Harjuna terdiam. Ia kebingungan. Sesungguhnya untuk apa perang tanding? Yang pasti tidak untuk seekor anjing, melainkan untuk sebuah martabat dan harga diri.
“Bagaimana jawabmu Harjuna?”
Durna melemparkan pertanyaan Ekalaya.
“Sebagai saudara tua seperguruan aku ingin menjajal ilmu Ekalaya.”
“Bagus Harjuna! Sesungguhnya aku pun ingin menjajal seberapa tinggi tingkat ilmu seorang lelananging jagad.”
Darah muda Ekalaya mulai panas. Ia mulai tidak senang, bahkan cenderung muak melihat sikap ksatria besar seperti Harjuna bersifat arogan, meremehkan sesamanya. Maka ia sengaja membakar hati Harjuna yang sudah membara. Seperti dikomando, keduanya melakukan sembah kepada Sang Guru Durna dan memberi hormat kepada Aswatama, Anggraeni, Puntadewa, Bimasena, Nakula, Sadewa dan para cantrik-mentrik.
Maka mulailah mereka bertempur. Keduanya sama-sama sakti dan mempunyai bekal ilmu yang cukup. Jurus demi jurus mereka keluarkan. Ilmu demi ilmu mereka benturkan, namun keadaan masih berimbang. Mereka yang menyaksikan tegang berdebar menyaksikan kedua orang sakti beradu ilmu. Beberapa di antaranya menjadi pusing menyaksikan gerakan-gerakan Harjuna dan Ekalaya. Maka mereka lebih memilih menjauhi arena pertempuran dan duduk di bibir pendapa.
Hari menjelang sore, pertempuran belum berakhir. Keduanya sama-sama muda, sama-sama sakti, sama-sama tampan-rupawan, dan sama-sama menggunakan ilmu-ilmu Sokalima.
“Luar biasa, ternyata ilmu-ilmu Sokalima sangat dahsyat. Tetapi mengapa aku yang sudah belasan tahun menjadi cantriknya tidak dapat seperti mereka ya?” Celetuk seorang cantrik.

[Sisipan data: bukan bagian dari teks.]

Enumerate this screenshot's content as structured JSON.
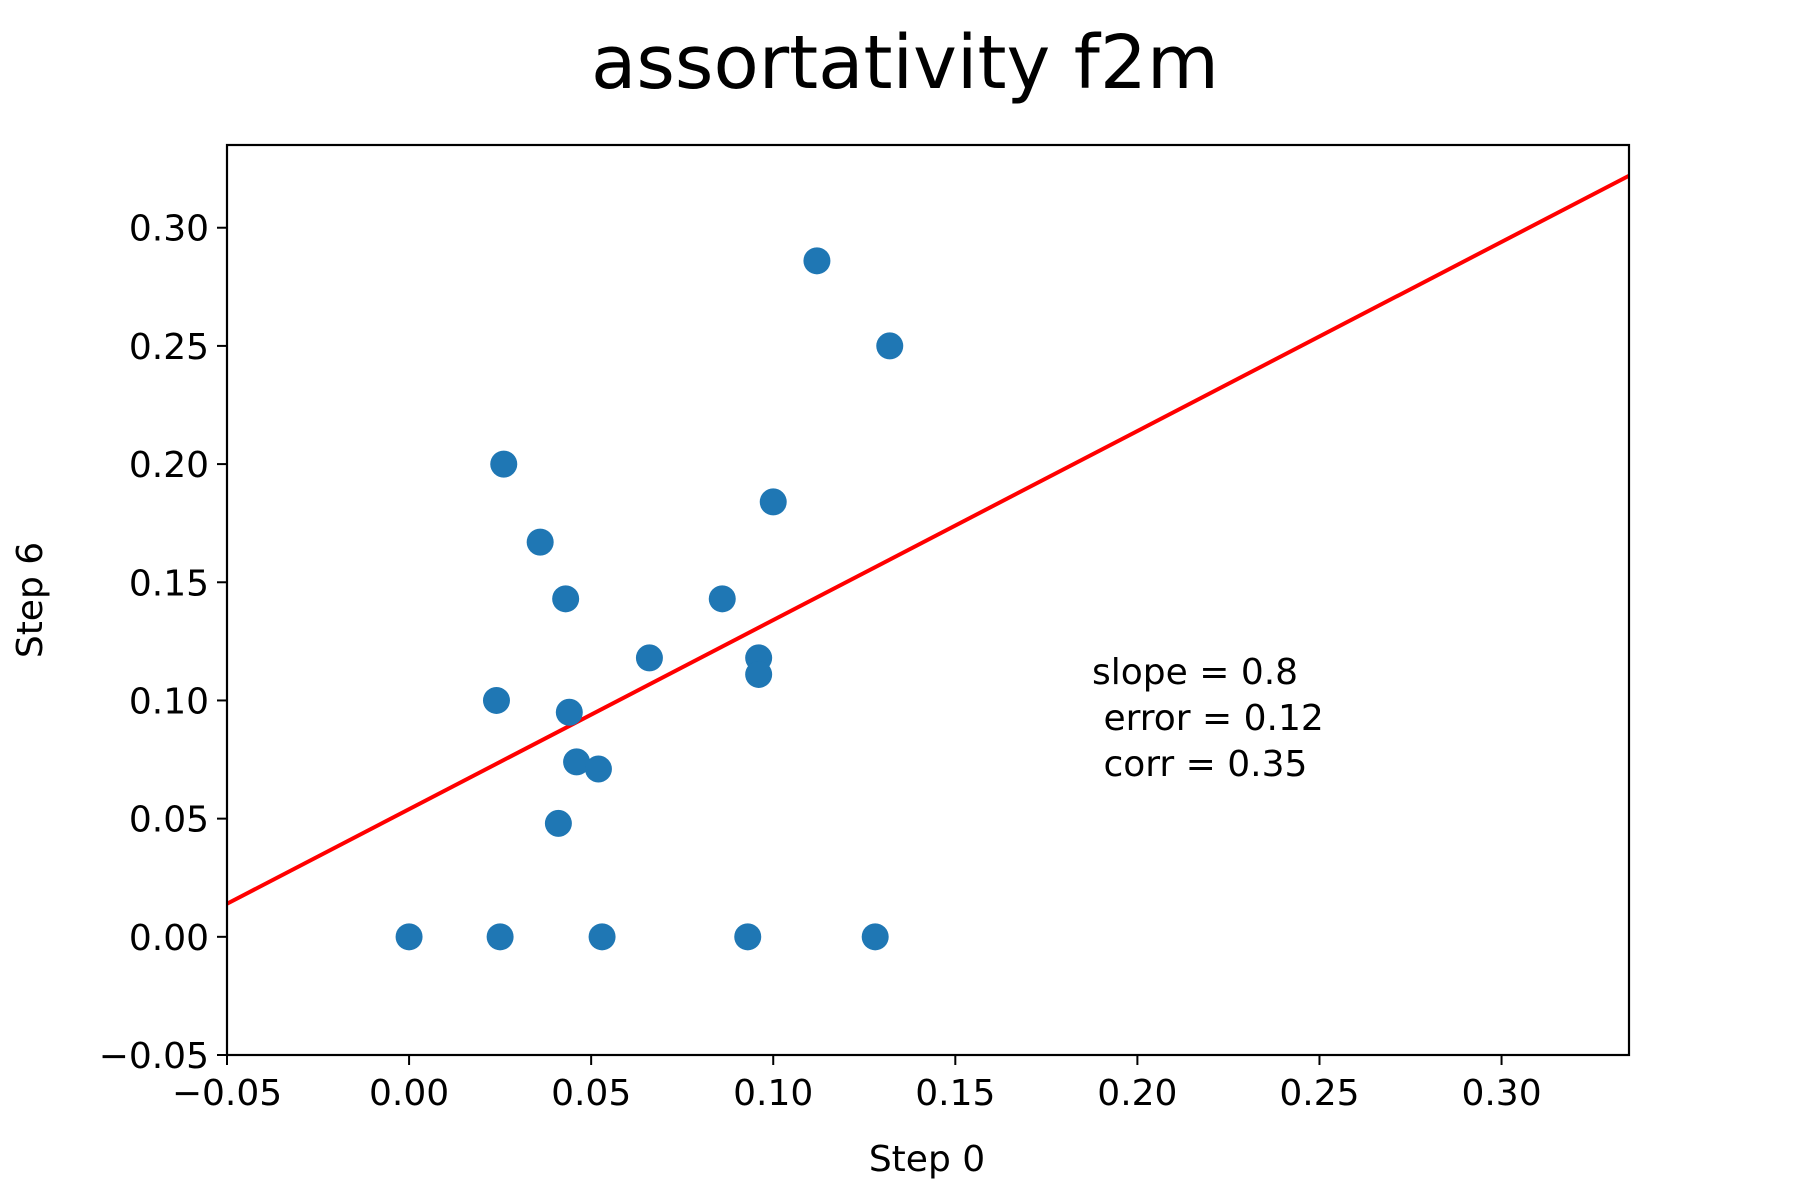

“Lha iya jelas, wong kamu kalau diajari malah tidur,” timpal cantrik yang lain.
Karena hari mulai gelap dan keduanya sudah kehabisan tenaga maka Durna menghentikan pertempuran. Dengan wajah cemas Anggraeni memapah suaminya, diajak masuk ke bilik untuk kemudian dirawat dengan penuh kasih dan kesetiaan. Sedangkan di pihak Harjuna, Nakula dan Sadewa yang cemas sejak awal pertempuran berlari mendapati Harjuna untuk diajak berjalan memasuki salah satu bilik yang biasa ditempati Harjuna. Sementara Aswatama dan para cantrik-mentrik meninggalkan arena pertempuran untuk menceritakan kepada sanak saudara tentang pengalaman luar biasa yang baru sekali disaksikan sepanjang hidup mereka.
Suasana memang menjadi sangat sepi. Durna masih duduk sendirian, tidak ada satu cantrik pun yang berani mendekat. Tampaklah garis-garis wajahnya semakin dalam, sedalam kesenduan hatinya, menyaksikan kedua murid pilihan bertaruh antara hidup dan mati. Jika saat ini keduanya masih hidup, tentunya pada saatnya nanti hanya ada satu yang hidup. Ekalaya atau Harjuna.
Sejatinya yang menjadi harapan Durna, pertikaian antara Ekalaya dan Harjuna tidak usah dilanjutkan. Keduanya sama-sama sakti, ibarat dua sayap Sokalima yang perkasa. Mereka dapat membawa terbang nama Sokalima tinggi-tinggi, ke segala penjuru dunia. Sangat disayangkan jika satu di antaranya gugur pada medan harga diri. Namun itu tidaklah mungkin, karena di antara keduanya masih menyisakan bara api didadanya. Dinginnya malam di Sokalima tak kuasa mendinginkan hati mereka yang bertikai.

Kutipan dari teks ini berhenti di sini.